Schemas can be used to "signal" where to use ADLs in a large forest of data; see the Signalling page for more on that.

What ADLs Enable

ADLs are generally used to make some complex system simpler, or more legible; and, to unlock the ability of other IPLD features to apply over that data.

Because ADLs make complex data structures readable and writable as "just" a Node, it means all the features of IPLD that work over regular Nodes work over ADLs, too!

For example:

This reusability makes a ton of features possible for building systems with ADLs, and makes it work with a minimum of development effort.

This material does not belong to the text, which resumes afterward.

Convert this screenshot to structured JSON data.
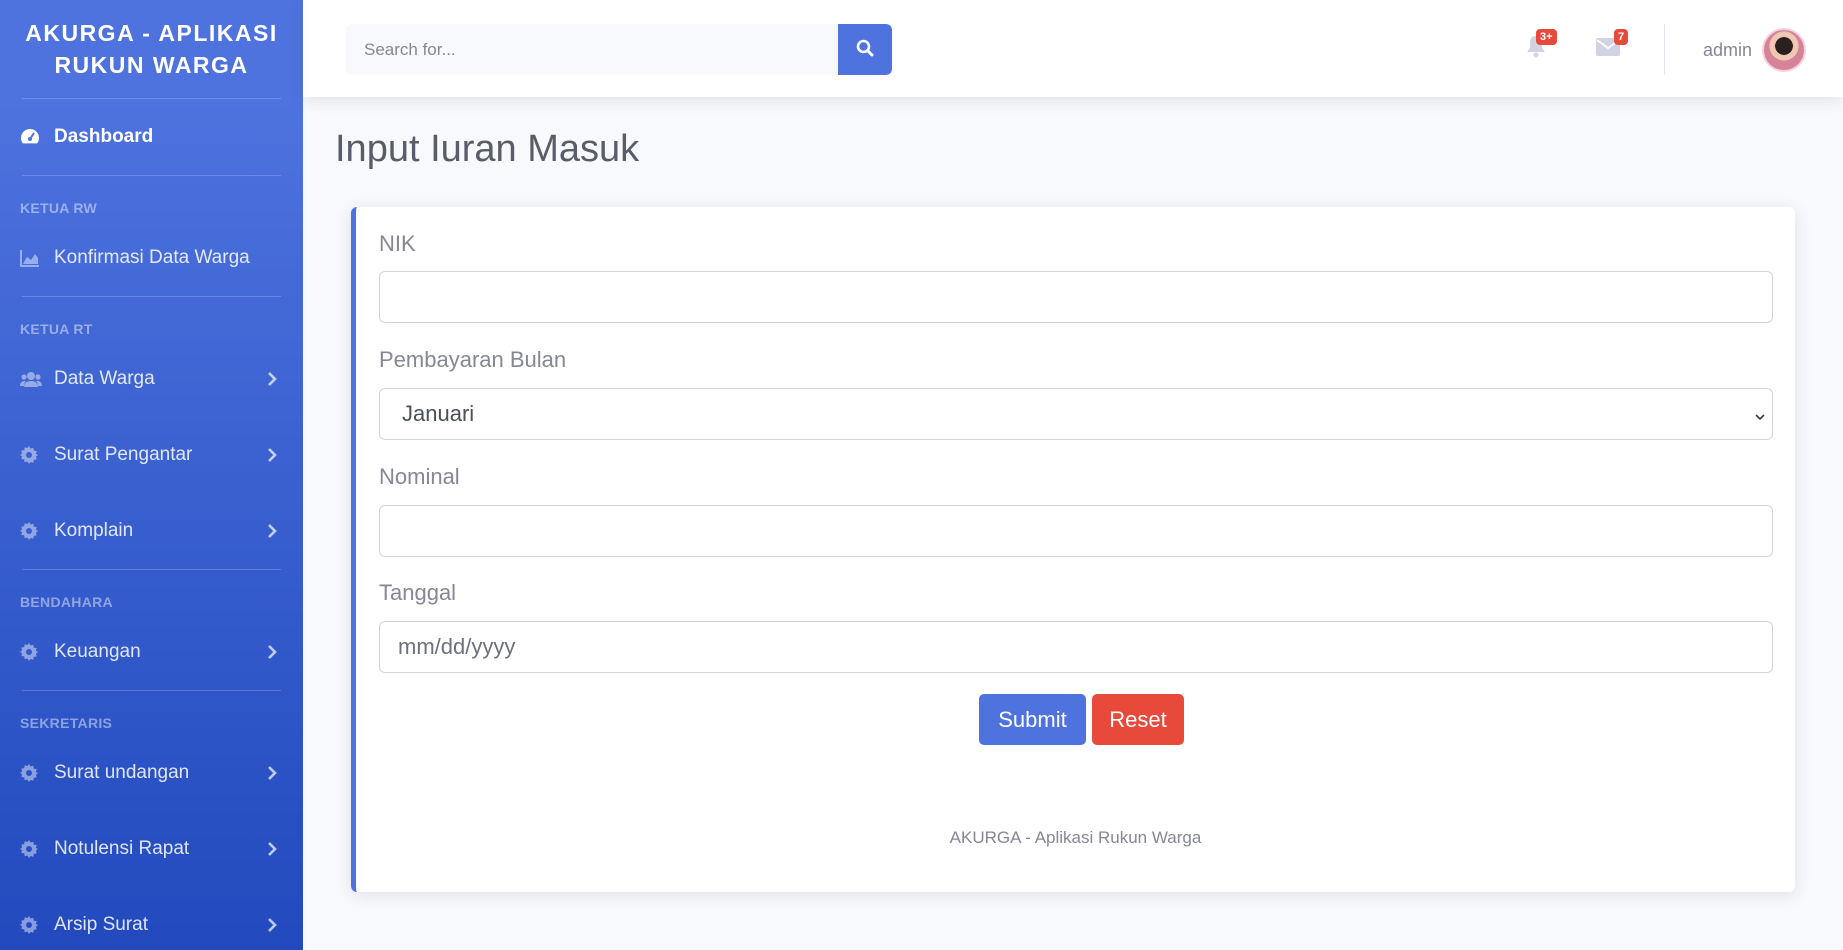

In particular, the Selectors story is quite powerful, because it has no fallback. Having a Selector walk over the inner state of an unknown datastructure (let's take a HAMT as an example, though the principle is general) is only possible if you know the load factor of the state structure, or other specific details of its internal state. For many applications of Selectors -- especially, say, the user of Selectors to ask someone else on the internet to send you data that you don't already have -- this would make Selectors all but useless. However, by running Selectors over an ADL, things work out nicely. (You can see this principle working out in how Graphsync can fulfill transport of all the blocks necessary to traverse a UnixFS path -- just send the path itself, together with the instruction to look at the data with a UnixFS ADL, and the protocol will figure the rest out for you.)

How ADLs Work

ADLs require:

ADLs need an interface

... but often that interface is quite minor.

For example, in the go-ipld-prime definition of ADL, it's almost entirely simply the Node interface -- the same interface already used for regular Data Model data.

There may also be some interfaces required for the creation of the ADL value. (Starting to treat already-loaded nodes as an ADL is often called "reifying".)

The exact details of the interfaces will vary per implementation library; you'll need to consult the documentation of your library for more information.

ADLs use code

ADLs use code, and some sort of plugin system is needed in IPLD libraries to support this.

How exactly those plugin systems work, and what kind of format the code needs to be authored in, and exactly what interfaces need to be adhered to: these will all vary per IPLD library and the language the IPLD library is in.

(Someday, a system for portable ADL code would be neat. However, we currently consider that a research problem: some notes can be found in open-research/ADLs-we-can-autoexecute.)

ADLs need to be signalled

Because ADLs are optional lenses that you can choose (or not choose) to engage when processing data, it follows that an application needs to "signal" whether or not they want to use an ADL; where in the data they want to use it; and which ADL to actually use on that data.

We call this "the signalling problem".

This gets quite in depth and has many possible solutions, so we explore it in its own page: hop over to ADL signalling to learn more.

Can ADLs be Composed?

Yes! ADLs can be nested (an ADL can use another ADL inside itself), and multiple ADLs can be used in sequence when pathing (even without knowing about each other).

For example: the UnixFS ADL is actually composed of several smaller ADLs:

In this example, we see both sequential use of ADLs, and composition of ADLs. When a directory points at another directory or a file, that's sequential use of two or more ADLs (and sometimes different ADLs; the directory maps use one, and the file bytes use another). When the UnixFS pathing ADL is used, that one composes over the other directory ADLs, using them internally, and then decorating on more of its own logic as well.